El emperador Octavio

Porque en todos estos vaivenes, mi logística había cambiado y había alquilado un cuarto de una casa a compartir con la señora Ana, que trabaja todo el día, y los perros de una dueña (dueña de los perros y de la casa) que vivía en el piso de arriba y tenía una mansión para las mascotas y el resto de las sobras que éramos los inquilinos a los que nos imponía la convivencia con los cánidos por un módico precio.

La sala de mi nueva casa era amplia, llena de sillones barrocos que terminaban en un ventanal enorme con vistas a la ciudad. Se me había dicho que yo podía ir a estudiar a esa lujosa estancia incluso cuando estuviera la dueña. Descubrí que la dueña pasaba las tardes en el salón haciendo compañía a los chuchos. Que no los chuchos haciéndole compañía a ella. Porque allí el verdadero dueño de todo era Octavio, el perro salchicha. 

Por lo tanto yo tendría el salón para atardeceres, noches de estudio y buena música entre alfombras estampadas sobre las que caminar despacio, arrastrándo mi pipa, matutando, mateando mis escritos.

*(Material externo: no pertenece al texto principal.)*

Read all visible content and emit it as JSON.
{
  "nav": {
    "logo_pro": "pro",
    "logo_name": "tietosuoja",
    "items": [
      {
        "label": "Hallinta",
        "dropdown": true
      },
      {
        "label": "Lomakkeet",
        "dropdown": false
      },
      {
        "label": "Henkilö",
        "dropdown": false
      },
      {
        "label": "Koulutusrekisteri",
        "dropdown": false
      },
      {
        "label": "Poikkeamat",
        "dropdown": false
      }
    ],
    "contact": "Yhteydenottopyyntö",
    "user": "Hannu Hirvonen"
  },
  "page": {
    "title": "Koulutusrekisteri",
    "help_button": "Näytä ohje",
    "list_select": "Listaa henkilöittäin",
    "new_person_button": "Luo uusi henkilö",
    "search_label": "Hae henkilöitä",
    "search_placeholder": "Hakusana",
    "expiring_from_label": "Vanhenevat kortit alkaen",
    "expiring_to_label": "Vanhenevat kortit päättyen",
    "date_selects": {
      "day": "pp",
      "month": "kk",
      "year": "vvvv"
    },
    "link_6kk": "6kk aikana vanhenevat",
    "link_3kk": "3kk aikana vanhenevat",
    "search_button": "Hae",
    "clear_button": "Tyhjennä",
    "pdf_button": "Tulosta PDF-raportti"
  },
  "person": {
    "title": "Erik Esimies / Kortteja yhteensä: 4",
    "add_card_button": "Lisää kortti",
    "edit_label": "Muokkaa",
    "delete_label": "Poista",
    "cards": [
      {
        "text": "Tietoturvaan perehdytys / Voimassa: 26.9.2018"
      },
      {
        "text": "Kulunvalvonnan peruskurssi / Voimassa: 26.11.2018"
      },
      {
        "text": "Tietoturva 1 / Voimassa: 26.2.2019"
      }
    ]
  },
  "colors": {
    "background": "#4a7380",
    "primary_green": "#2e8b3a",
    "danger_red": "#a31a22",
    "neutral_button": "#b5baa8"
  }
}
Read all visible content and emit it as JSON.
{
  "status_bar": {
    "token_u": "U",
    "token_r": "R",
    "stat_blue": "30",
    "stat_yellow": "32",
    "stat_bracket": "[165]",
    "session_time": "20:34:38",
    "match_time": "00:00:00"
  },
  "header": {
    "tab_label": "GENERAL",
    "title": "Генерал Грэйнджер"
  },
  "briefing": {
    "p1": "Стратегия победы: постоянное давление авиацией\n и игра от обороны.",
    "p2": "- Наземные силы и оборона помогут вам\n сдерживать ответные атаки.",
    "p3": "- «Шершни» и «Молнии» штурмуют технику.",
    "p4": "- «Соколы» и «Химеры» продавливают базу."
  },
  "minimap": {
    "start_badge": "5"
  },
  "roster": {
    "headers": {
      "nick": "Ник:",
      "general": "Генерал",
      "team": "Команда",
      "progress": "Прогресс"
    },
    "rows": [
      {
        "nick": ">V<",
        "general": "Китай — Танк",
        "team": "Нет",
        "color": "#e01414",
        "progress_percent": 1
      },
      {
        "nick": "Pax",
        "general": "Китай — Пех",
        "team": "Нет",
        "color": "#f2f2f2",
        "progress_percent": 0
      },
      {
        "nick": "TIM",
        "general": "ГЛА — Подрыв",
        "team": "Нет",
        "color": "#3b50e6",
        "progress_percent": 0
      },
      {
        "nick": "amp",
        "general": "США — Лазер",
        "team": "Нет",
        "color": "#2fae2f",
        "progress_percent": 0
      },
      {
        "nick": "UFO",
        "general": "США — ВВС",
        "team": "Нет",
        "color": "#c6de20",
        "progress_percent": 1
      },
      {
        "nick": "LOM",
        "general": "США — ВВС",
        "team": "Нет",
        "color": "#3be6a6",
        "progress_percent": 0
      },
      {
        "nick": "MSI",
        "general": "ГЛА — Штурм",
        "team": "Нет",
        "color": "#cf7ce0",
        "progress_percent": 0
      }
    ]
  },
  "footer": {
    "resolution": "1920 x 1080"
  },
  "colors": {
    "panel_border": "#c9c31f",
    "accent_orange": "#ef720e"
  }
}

Pero durante el día el lujo era para el emperador Octavio que paseaba sus innúmeros mantos por cojines y parqués. 

Vaciaron cuatro cajones de mi baño para dejármelo libre de los mantos del emperador Octavio. Mantitas, jerséis, impermeables, qué sé yo si gorros, babuchas, lazos o bragas. Octavio salía más de tres veces diarias a hacer sus necesidades, porque su sangre azul le había impedido ya genéticamente cagarse en casa. Además de las veces que salía al baño, también salía al veterinario, y a cualquier cosa. Yo sospechaba que a la manicura, porque le había visto unas uñas muy negras...y muy brillantes...

Y por supuesto al psicólogo. Porque Octavio ladraba mucho y era muy molesto, defecto que sus dueños habían tratado de corregir, incluso con un collar antiladrido que emitía una vibración a cada exclamación del animal. Pero no había sido una educación excesiva en mimos y cuidados la que había logrado que el perro obtuviese todo tipo de caricias y atenciones a cada ladrido emitido, sino que Octavio era emperador. Sencillamente. Y sus ladridos, secos y firmes, algo agudos debido a su reducido tamaño, eran como las palmas de un Cesar ordenando y mandando ora un banquete, ¡pronto!, ora un baño en leche de burra...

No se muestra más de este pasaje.